Healthy Heart Toolkit and Research: Current Research
Air pollution is known to cause a variety of health problems, including effects on the heart, nervous, and vascular system. A significant body of research has shown that long-term exposure to fine particulate matter, known as PM2.5, can impact heart disease. These particles can adversely affect the heart if it is weakened by disease.
Air pollution particles are emitted year-round from motor vehicles, power plants, industries, and forest fires and are created when sunlight interacts with vapor and gaseous pollutants. Evidence is also mounting that other air pollutants may affect the heart alone or in concert with particulate matter.
Research continues to focus on the relationship between air pollutants such as PM2.5, ozone and pollutant mixtures, and long-term and short-term effects on the cardiovascular system. The discoveries provide the scientific foundation to review the National Ambient Air Quality Standards and protect the health of the American people.
Researchers are studying air pollutants like ozone, PM, and mixtures to further understand the impacts on the heart and blood vessels and the potential impacts on underlying conditions, including hypertension, diabetes, and obesity.
- CATHGEN. Using the CATHGEN database developed by Duke University School of Medicine researchers, EPA is exploring how health factors in individuals affect responses to air pollution. The research investigates the acute and chronic health effects of pollutant mixtures as well as individual effects on the cardiovascular system.
Duke University’s CATHGEN web page
- Multi-pollutants. Since we are often exposed to more than one air pollutant at a time, air pollutant mixtures are being studied in human populations and in experimental animals to determine how they may interact with one another to cause health effects. Scientists are also studying selected mixtures where the effect of one pollutant may be modified by one or more in combination.
- Vulnerable people. Some groups of people may be more susceptible to the negative effects of air pollution, including those with heart disease. Through close examination of at-risk groups— such as asthmatics, elderly people, or others with genetic markers for disease—as well as healthy people, scientists are identifying risk factors and genes that may cause a person to be more sensitive to air pollution.
- Atherosclerosis. An EPA-funded study called the Multi-Ethnic Study of Atherosclerosis (MESA) Air Pollution Study examined the development and progression of atherosclerosis, also known as hardening of the arteries, and other health effects of long-term exposure to fine particles and multi-pollutants in different cities and ethnic groups.
University of Washington grantee web page
EPA MESA web page
- Air, Climate and Energy (ACE) Centers. EPA awarded grants to create research centers at three universities to investigate the effects of global climate change, technology, and societal choices on local and regional air quality and health. These university research centers will provide sound science to policymakers at the state and local levels for developing strategies that reduce health and environmental impacts of air pollution. Air, Climate and Energy Centers
- Health Effects Institute (HEI). With partial funding by EPA, HEI is conducting research and assembling reports on exposure to mixtures of pollutants and very small particles, called ultrafine particles. Using models, researchers are working to analyze the health effects of these mixtures, including cardiovascular problems.
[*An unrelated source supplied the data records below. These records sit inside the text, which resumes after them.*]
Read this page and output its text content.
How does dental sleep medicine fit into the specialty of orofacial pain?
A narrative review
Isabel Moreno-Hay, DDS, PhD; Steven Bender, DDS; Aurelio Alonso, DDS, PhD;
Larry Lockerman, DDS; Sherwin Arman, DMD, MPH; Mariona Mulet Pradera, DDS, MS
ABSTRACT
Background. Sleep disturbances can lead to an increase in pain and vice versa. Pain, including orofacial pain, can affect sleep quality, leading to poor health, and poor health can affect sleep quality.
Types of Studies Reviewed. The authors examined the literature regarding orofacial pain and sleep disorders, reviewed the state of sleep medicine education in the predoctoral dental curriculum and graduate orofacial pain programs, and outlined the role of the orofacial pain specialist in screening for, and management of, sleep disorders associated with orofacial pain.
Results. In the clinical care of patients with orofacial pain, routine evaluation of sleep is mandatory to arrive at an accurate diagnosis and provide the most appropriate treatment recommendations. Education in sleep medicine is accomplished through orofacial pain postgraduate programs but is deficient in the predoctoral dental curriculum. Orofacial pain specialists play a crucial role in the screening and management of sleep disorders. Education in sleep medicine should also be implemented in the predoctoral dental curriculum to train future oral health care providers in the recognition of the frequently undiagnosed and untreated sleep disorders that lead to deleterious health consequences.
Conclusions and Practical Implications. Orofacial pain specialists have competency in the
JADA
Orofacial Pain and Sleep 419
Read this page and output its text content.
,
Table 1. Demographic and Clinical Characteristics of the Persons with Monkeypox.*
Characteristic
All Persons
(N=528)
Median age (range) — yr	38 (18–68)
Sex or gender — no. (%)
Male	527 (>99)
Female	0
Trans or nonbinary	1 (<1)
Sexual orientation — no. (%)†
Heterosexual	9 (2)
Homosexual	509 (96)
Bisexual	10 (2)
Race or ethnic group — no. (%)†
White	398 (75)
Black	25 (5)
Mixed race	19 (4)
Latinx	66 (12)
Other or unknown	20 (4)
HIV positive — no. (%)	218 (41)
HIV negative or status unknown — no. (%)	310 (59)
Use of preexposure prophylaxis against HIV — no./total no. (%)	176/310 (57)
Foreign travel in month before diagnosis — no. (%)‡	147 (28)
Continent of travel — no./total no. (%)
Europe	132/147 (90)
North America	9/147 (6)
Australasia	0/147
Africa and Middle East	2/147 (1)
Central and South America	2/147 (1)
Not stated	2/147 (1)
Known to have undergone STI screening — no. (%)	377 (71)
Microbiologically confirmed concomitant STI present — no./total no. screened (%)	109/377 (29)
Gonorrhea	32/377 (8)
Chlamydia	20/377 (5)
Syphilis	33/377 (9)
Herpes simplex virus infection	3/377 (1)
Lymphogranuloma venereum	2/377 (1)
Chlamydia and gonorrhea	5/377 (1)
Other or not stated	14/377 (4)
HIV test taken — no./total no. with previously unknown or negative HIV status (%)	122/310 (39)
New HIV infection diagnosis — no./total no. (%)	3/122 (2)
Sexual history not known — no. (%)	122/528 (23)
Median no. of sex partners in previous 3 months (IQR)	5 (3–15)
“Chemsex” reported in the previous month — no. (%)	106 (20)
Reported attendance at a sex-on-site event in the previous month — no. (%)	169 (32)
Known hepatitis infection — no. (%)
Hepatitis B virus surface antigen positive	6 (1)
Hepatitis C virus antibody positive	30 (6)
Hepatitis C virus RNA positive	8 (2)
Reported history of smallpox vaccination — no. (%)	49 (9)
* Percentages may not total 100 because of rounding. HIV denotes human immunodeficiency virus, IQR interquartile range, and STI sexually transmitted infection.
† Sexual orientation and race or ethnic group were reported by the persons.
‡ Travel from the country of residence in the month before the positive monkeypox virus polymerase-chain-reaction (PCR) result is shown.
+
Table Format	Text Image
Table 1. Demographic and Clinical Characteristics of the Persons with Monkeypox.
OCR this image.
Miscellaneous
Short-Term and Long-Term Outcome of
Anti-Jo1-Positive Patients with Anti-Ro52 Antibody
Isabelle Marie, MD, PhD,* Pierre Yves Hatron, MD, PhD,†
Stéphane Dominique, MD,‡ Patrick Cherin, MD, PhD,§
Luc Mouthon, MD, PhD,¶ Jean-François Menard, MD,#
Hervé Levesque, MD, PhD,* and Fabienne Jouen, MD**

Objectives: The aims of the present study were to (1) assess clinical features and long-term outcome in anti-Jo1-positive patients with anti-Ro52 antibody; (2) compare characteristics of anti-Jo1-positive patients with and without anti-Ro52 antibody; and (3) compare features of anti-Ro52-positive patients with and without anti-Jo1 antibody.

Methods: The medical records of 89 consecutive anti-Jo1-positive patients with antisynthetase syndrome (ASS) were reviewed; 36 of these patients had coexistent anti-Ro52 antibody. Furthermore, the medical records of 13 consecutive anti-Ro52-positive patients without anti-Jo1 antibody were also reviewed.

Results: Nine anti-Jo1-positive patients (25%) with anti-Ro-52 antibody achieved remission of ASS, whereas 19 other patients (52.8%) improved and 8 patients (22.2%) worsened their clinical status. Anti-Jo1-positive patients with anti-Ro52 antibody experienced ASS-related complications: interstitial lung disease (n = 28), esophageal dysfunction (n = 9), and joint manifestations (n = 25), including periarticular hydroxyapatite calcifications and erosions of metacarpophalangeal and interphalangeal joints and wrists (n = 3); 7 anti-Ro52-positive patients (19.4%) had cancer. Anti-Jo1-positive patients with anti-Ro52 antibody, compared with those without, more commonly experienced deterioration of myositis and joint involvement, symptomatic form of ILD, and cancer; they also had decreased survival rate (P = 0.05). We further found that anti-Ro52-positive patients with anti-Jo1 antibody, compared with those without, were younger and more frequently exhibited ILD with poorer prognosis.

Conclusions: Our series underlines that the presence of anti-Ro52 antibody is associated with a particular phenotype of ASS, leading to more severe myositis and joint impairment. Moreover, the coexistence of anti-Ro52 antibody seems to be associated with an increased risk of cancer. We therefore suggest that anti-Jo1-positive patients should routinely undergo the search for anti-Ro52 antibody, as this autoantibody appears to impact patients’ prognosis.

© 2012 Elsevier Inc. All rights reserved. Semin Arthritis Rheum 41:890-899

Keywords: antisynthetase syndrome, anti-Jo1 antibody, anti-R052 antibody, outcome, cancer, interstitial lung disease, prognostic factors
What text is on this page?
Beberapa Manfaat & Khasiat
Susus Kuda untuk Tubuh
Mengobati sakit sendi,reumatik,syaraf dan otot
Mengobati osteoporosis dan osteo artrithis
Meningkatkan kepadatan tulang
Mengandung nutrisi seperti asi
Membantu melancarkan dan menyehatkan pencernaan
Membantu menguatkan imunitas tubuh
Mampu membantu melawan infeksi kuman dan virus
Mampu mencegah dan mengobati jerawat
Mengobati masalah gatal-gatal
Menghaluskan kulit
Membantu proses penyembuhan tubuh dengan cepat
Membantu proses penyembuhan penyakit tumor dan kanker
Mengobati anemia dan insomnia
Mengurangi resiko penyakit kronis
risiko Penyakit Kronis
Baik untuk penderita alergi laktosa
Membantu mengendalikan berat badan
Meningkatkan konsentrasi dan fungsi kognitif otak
Health Effects Institute Research
In order to understand the impacts of air pollution on the heart and cardiovascular system, researchers are studying combustion sources that emit particles and their precursors. Air pollution comes from a variety of natural and man-made sources, including wildfires, power plants, industry, and motor vehicles.
- Using recent advances in molecular biology, researchers are working to determine the health risks to certain groups of people. Real-time monitoring is used to assess linkages between exposures to air pollution mixtures and their related health effects.
- To better understand the impact of major emission sources near communities, EPA is assessing the pollutant exposure levels near known air pollution sources such as ports and rail yards, roadways, and wildfires.
- Wildfire research is providing important information on the toxic effects of smoke exposure by individuals living near wildfires, including people in lower socioeconomic groups. Findings of a peat bog fire in North Carolina in 2008 show smoke from wildfires increases emergency room use because of lung and heart problems. Studies in experimental animals are being used to assess how different types of wildfires can carry varied risk of health effects due to varied emission components.
EPA is evaluating tools and methods to help communities, states, and policy makers control and reduce air pollution’s health risks, including those to the heart.
- Scientists are studying intervention strategies such as roadway barriers (walls or tree lines) to minimize pollutant exposure and health risks of roadway-related air pollutants.
- Various modeling approaches that incorporate social and economic factors are being developed to assist communities with urban development and land use planning.
- Potential personal intervention strategies are also being investigated. One EPA study found that dietary additions of omega-3 fatty acids, found in fish, can reduce some biochemical and physiological responses after exposure to air pollution.